What is an operating yield curve in DeFi?
The yield curve in U.S. Treasuries has inverted. It happened in late March and again in early April. And yes you should care.
Looking back at the past six yield curve inversions going back to 1978, five were followed by an economic recession.
But wait, some greenhorns might be asking, what’s a yield curve?
On a simple "here’s your loan, and here's what you owe me" chart (otherwise known as the interest rate term structure), you'll typically find rate levels on the Y (vertical) axis and time horizon (maturity) levels on the X (horizontal) axis.
Thus, one might (should) expect to see a short-term (e.g. 2-year) loan with a relatively low (say 2%) interest rate attached to it; that’s relative to a loan that gets paid back over a longer period of time – one that presumably would be associated with a higher rate (reflecting the time value of money).
Visualize the short-term zero-coupon note, if you will, on a graph chart, as a plotted point in the lower left hand corner.
As you’d expect, we’d place the plot point for a 12-year loan carrying a 6% rate further up, and to the right.
Connecting the dots – it’s an upward sloping line; go ahead and call it a curve.
As a forecasting tool, the yield curve is intuitive enough. The inversion – when short-term rates flip higher than long-term rates – is viewed as inherently troubling. Why? Because the implication is that the near-term outlook is looking dicey even relative to unseen, completely unknown conditions that’ll play out much further down the line.
The curve is used – in traditional debt markets – to structure trades with interest rate terms that are engineered to earn profit and/or serve as a hedge.
A good example of this is the "carry trade." It's one in which a financier or investor borrows at low interest rates and lends at higher interest rates.
But what about decentralized financial markets, are there not interest rate term structures to be utilized here? Not quite, as it turns out.
For all of its innovations, the "DeFi" realm still lacks a robust set of tools for the practical matter of plotting a digital asset-lending/borrowing protocol-driven curve.
Quickly digesting the prices/yields and spreads among U.S. Treasuries, considered the world's most liquid financial instruments – clearly defined, with universally understood maturities – is relatively easy. Just switch on a Bloomberg terminal or Google “treasuries” and “yields.”
DeFi yield curves are harder to pin down. That’s because of the way these markets are run, in a non-traditional, automated, decentralized way. It’s just done differently, relative to the straightforward "bond math" to which we've grown accustomed.
Let’s say Popeye's portly pal Wimpy wants to score himself a hamburger today (but happily pay for it on, say, Tuesday); in this cartoon caper, the provider of the burger can figure out a fair level of interest to charge Wimpy by gaining an understanding of the item's accurate present value and contrasting it, versus the public data on interest rates, particularly those connected with various other meat-and-bun-based loans, plotting interest rates along the time axis, constructing a curve.

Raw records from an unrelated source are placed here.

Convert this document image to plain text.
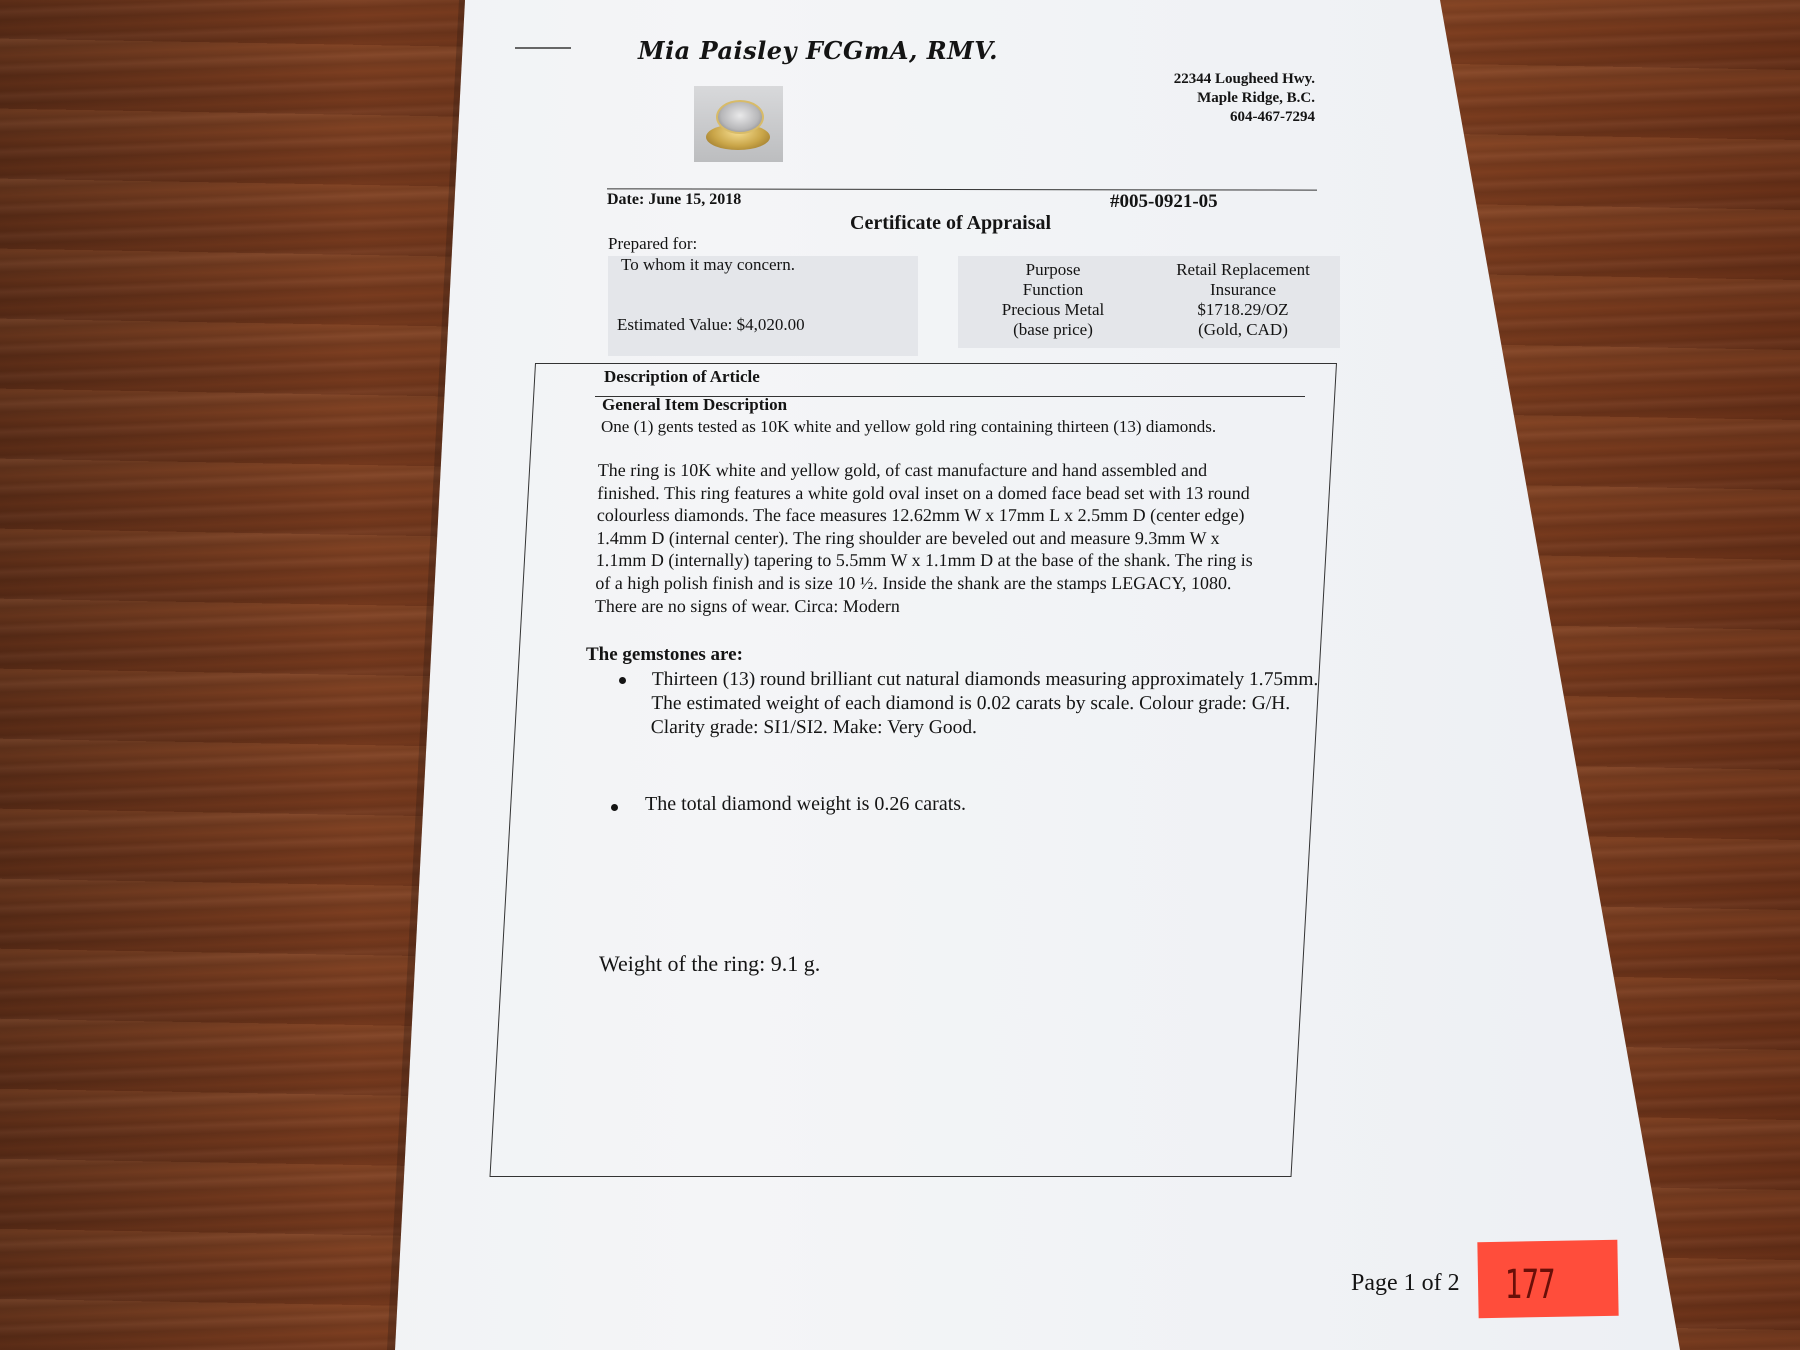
Mia Paisley FCGmA, RMV.
22344 Lougheed Hwy.
Maple Ridge, B.C.
604-467-7294
Date: June 15, 2018	#005-0921-05
Certificate of Appraisal
Prepared for:
To whom it may concern.
Estimated Value: $4,020.00
Purpose
Function
Precious Metal
(base price)
Retail Replacement
Insurance
$1718.29/OZ
(Gold, CAD)
Description of Article
General Item Description
One (1) gents tested as 10K white and yellow gold ring containing thirteen (13) diamonds.
The ring is 10K white and yellow gold, of cast manufacture and hand assembled and
finished. This ring features a white gold oval inset on a domed face bead set with 13 round
colourless diamonds. The face measures 12.62mm W x 17mm L x 2.5mm D (center edge)
1.4mm D (internal center). The ring shoulder are beveled out and measure 9.3mm W x
1.1mm D (internally) tapering to 5.5mm W x 1.1mm D at the base of the shank. The ring is
of a high polish finish and is size 10 ½. Inside the shank are the stamps LEGACY, 1080.
There are no signs of wear. Circa: Modern
The gemstones are:
Thirteen (13) round brilliant cut natural diamonds measuring approximately 1.75mm.
The estimated weight of each diamond is 0.02 carats by scale. Colour grade: G/H.
Clarity grade: SI1/SI2. Make: Very Good.
The total diamond weight is 0.26 carats.
Weight of the ring: 9.1 g.
Page 1 of 2 177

The pricing ultimately will represent the current cartoon burger marketplace with Wimpy and other eaters, vendors and related counter-parties all reading off the same menu i.e. following the same internationally recognized standard set of agreed discovery protocols. Gaps between disparate prices are closed by arbitragers some of whom may be in possession of information that might suggest Wimpy is overextended on his food budget (possibly even seeking out a credit default swap instrument to hedge that risk).
Moving away from the Wimpy example and into the more complicated (but not necessarily that complicated) realm of DeFi projects ... we're mainly talking about borrowing/lending protocols that run on yield farming structures based on pools of liquidity.
Pool-based price/yield discovery happens algorithmically. It’s pegged to a utilization rate, suitable enough for spot markets that aren't always liquid.
However, DeFi bond math gets fuzzy, owing to a form of capital imbalance risk known as "impermanent loss." And this transient, hard to make uniform, state is what so complicates matters.
Not exactly impermanent
An impermanent loss can occur when a liquidity provider deposits assets to a liquidity pool – and then the price of the deposited assets changes. A reduced dollar value at the time of withdrawal compared to the time of deposit is marked as an impermanent loss but can still be made up when trading fees are factored in, which is why even an impermanent loss can turn profitable if enough trading fees are piled up.
Just as interest rate swaps can be tailored to suit parties’ counter-theories about the direction of rates over periods of time, there could be an entirely new field for the pricing of DeFi-related instruments, based around the hedging and extrapolation of impermanent loss and trading fee factors.
DeFi protocols and their pool-based pricing mechanisms don’t necessarily play well together. There’s no universal standardized maturity “menu,” as with Treasuries. Every pool and related borrowing/lending action is localized and not easily extrapolated.
Yield curves are formed by the observation of prices of financial instruments that have well-defined maturities; the yield curve is then used to price other instruments. In crypto, there are not yet suitable instruments to use as inputs to this procedure. Not yet anyway.
Jet Protocol plans launching secured zero-coupon bond instruments via continuous markets for debt of specific tenors.